Quarto for Data Science

Quarto

Quarto is an open-source scientific and technical publishing system built on Pandoc. You can create dynamic content with Python, R, Julia, and Observable.

We use this perfect union of Jupyter Notebooks and RMarkdown for reporting on our projects. It leverages Markdown and Python code chunks to create dynamic HTML content.

Markdown

Markdown is a plain text formatting syntax aimed at making writing more accessible. The philosophy behind Markdown is that plain text documents should be readable without tags making a mess, but there should still be ways to add text modifiers like lists, bold, italics, etc. It is an alternative to WYSIWYG (what you see is what you get) editors, which use rich text that later gets converted to proper HTML.1

Quarto Basics

You will need to install the Quarto CLI and then go through the VS Code directions on using Quarto with Python.

  1. Install Quarto CLI
  2. Setup your VS Code
  3. Really read the VS Code setup entirely

Class template

We have built a template to provide an example of you will submit your project reports (for additional details please see the instructional template). As you use the template, the following items may help you understand how to write your report.

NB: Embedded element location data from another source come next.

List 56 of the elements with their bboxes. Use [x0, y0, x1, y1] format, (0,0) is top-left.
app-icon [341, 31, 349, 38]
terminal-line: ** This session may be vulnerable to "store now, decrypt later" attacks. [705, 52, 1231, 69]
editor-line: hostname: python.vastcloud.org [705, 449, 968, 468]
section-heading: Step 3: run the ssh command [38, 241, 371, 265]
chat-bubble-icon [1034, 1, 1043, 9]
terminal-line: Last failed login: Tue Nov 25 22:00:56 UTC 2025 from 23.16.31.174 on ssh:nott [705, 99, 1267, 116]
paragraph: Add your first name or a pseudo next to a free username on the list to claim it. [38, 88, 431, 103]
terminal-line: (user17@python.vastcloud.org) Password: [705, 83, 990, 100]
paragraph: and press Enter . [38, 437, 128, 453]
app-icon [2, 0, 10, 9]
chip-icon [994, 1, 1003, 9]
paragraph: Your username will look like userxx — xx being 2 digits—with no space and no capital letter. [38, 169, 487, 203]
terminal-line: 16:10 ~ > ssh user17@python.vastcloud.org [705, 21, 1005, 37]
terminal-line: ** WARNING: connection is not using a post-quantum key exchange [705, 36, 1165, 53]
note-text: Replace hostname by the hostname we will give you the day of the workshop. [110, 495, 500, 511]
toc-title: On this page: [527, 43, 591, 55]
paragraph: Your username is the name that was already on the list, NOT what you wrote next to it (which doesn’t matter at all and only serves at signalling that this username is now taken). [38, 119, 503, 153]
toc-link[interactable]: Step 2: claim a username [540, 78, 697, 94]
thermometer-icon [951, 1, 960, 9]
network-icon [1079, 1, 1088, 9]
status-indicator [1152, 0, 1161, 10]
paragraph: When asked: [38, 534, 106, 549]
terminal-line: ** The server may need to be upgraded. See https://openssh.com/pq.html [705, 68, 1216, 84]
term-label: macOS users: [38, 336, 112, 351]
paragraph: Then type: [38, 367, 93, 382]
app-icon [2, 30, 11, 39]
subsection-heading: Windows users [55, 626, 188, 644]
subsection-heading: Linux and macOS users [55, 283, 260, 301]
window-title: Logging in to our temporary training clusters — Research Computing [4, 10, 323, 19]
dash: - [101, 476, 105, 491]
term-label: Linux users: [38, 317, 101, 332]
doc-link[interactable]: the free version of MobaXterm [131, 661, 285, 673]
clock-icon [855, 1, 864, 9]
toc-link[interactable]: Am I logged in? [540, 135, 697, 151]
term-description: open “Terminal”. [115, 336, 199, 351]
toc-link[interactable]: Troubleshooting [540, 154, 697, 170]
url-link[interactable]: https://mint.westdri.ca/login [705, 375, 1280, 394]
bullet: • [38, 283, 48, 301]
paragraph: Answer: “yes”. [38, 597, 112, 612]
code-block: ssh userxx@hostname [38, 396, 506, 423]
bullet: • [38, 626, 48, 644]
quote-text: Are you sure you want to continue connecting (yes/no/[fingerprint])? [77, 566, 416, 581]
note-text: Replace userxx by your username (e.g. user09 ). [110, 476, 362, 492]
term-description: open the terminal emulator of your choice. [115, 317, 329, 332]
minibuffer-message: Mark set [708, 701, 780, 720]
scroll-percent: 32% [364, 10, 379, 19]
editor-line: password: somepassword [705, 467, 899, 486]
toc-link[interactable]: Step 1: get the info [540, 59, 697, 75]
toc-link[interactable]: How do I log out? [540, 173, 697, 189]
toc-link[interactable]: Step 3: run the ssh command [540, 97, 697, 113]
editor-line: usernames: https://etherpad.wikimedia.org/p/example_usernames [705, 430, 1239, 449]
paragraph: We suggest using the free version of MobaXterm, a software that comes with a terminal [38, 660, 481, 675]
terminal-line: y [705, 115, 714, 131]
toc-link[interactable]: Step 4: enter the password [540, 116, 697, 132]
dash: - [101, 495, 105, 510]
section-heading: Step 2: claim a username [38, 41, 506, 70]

  1. The template is a guide. Don’t feel responsible for including every item beyond sections for each question.
  2. Your appendix should have properly highlighted Python code that doesn’t run off the page (other than file paths).
  3. You can see examples of the html output here and here

Markdown Examples

You can read the complete syntax guide at the daringfireball.net website. The code chunk below highlights the standard syntax2

*This text will be italic*
_This will also be italic_

**This text will be bold**
__This will also be bold__

_You **can** combine them_

You can make bulleted lists.

* Item 1
* Item 2
  * Item 2a
  * Item 2b

Or numbered lists.

1. Item 1
1. Item 2
1. Item 3
   1. Item 3a
   1. Item 3b

Place an image in the document.

![GitHub Logo](/images/logo.png)

or a link in a document

[GitHub](http://github.com)

You can even blockquote Kanye West said:

> We're living the future so
> the present is our past.

Finally, you can create tables. Check out `print(df.to_markdown())` to get tables from pandas.

First Header | Second Header
------------ | -------------
Content from cell 1 | Content from cell 2
Content in the first column | Content in the second column


Every once in a while, you may want strikethrough.

~~this~~

Getting tables out of Pandas

You can create tables using Markdown in your reports. You can use the .to_markdown() method on your DataFrame object. You would use print(df.to_markdown(index=False)) to get tables from pandas. They would print out in your interactive window as;

name  | gender
----- | ------
J.    | Male
Katie | Female

You would then copy the output from your interactive window and paste it into your .md report.